Leo Gerard, president of the United Steelworkers union and a panelist, didn’t endorse the final report, saying many of the recommendations reinforce a strategy that has favored corporate interests at the expense of workers.

Bloomberg | September 19, 2011

Obama urged to seek power for free-trade deals by ally Daschle

By Eric Martin

Sept. 19 (Bloomberg) — President Barack Obama should seek more power from Congress to negotiate free-trade agreements, according to a panel that included former Senator Tom Daschle, an adviser to Obama’s 2008 campaign.

The Council on Foreign Relations trade task force, led by Daschle and Andrew Card, the White House chief of staff under Republican President George W. Bush, called for the administration to adopt a trade strategy with stepped-up enforcement of international rules and retraining for workers hurt by overseas competition. Obama was also urged to seek a renewal of “fast-track” authority for particular trade deals to speed action in Congress.

“The United States should implement a pro-America trade policy that brings to a greater number of Americans more of the benefits of economic growth around the world,” the panel said in a report released today. “Start by pushing harder for ratification of the three free-trade agreements with South Korea, Colombia and Panama, still awaiting passage in Congress.”

Congress is set to start work today on actions that may clear the way for Obama to send lawmakers the three agreements signed under Bush. A procedural vote in the Senate is the first step toward renewing tariff preferences on goods from developing nations and extending a program that helps workers who lose their jobs to overseas competition. Passing a bill for the aid, known as Trade Adjustment Assistance, would meet a condition Obama set for sending the trade deals to Congress.

Investment initiative

The council’s panel also recommended that the U.S. adopt a national investment initiative to create higher-paying jobs and increase export financing and the government’s role in supporting overseas sales by U.S. companies.

Obama should ask on a case-by-case basis for fast-track authority, intended to require that Congress act on trade agreements within a limited time and without changes after the president submits them. The authority expired after Democrats gained control of Congress under Bush in 2007, and Obama hasn’t requested its renewal.

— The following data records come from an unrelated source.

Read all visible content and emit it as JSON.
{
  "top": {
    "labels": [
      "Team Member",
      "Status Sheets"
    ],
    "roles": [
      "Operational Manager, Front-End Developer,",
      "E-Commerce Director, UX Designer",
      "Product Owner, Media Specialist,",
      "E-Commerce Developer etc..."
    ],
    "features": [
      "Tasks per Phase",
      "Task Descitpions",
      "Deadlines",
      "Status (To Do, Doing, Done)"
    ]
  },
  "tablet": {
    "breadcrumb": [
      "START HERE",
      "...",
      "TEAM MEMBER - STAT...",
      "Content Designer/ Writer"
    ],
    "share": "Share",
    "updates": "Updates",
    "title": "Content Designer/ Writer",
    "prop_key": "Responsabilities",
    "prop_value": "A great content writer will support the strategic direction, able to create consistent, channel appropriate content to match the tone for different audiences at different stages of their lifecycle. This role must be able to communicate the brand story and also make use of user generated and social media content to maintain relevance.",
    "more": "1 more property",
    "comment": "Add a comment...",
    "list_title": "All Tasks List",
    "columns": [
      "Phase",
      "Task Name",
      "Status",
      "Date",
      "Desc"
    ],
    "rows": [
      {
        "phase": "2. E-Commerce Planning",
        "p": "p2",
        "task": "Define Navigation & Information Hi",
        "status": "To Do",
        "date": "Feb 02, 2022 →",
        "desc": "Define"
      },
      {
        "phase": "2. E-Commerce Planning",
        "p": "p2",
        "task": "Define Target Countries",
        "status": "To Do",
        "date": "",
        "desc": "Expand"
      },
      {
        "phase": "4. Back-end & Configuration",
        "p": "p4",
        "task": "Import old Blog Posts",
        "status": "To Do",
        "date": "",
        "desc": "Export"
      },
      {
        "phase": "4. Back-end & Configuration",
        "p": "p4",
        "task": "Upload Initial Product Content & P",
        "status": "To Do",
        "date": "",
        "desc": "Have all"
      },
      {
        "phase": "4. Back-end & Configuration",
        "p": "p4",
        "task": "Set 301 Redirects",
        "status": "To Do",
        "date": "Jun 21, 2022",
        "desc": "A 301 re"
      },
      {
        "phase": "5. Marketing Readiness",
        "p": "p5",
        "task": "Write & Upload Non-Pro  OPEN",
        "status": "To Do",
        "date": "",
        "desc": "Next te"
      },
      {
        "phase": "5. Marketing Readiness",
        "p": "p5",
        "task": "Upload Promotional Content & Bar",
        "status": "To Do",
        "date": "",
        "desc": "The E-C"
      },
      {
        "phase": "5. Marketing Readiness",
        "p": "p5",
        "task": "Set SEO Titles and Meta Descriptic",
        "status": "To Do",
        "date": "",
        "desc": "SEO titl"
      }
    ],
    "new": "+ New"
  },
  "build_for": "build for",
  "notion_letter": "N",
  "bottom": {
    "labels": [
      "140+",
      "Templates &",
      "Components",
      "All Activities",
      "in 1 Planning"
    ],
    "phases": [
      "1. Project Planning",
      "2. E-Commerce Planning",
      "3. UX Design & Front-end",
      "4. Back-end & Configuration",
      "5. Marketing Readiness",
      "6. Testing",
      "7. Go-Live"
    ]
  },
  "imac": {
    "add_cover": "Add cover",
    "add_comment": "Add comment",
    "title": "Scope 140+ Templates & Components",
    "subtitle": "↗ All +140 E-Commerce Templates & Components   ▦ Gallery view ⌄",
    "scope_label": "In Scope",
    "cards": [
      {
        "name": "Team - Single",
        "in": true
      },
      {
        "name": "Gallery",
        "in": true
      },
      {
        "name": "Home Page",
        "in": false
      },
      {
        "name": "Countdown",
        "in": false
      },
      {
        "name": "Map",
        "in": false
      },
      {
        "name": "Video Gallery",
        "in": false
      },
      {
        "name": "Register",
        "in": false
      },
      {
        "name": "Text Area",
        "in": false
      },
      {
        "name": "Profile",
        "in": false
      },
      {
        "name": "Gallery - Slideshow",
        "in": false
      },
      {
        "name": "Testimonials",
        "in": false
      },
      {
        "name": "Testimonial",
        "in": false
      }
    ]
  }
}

While some version of fast-track authority should be made permanent in the long-run, that would “almost certainly trigger an all-out ideological struggle over U.S. trade policy” in the current political climate, the panel said.

Daschle, a South Dakota Democrat, was the party’s Senate leader from 1995 until his defeat in 2004, and then became national co-chairman of Obama’s presidential campaign. Nominated by Obama to be secretary of health and human services, Daschle withdrew after admitting errors on his U.S. taxes.

Ford, Stern, Lott

Panel members who endorsed the report’s general findings included former Democratic Representative Harold Ford Jr. of Tennessee; Andy Stern, president of the Service Employees International Union until last year; and former Senator Trent Lott of Mississippi, Republican leader from 1996 until 2002.

Lott expressed concern about the nation’s ability to pay for broader assistance to workers hurt by trade. Stern said he wasn’t as convinced as other participants of the extent to which trade has benefited the U.S. and urged that trade policy include efforts to promote domestic products.

Leo Gerard, president of the United Steelworkers union and a panelist, didn’t endorse the final report, saying many of the recommendations reinforce a strategy that has favored corporate interests at the expense of workers.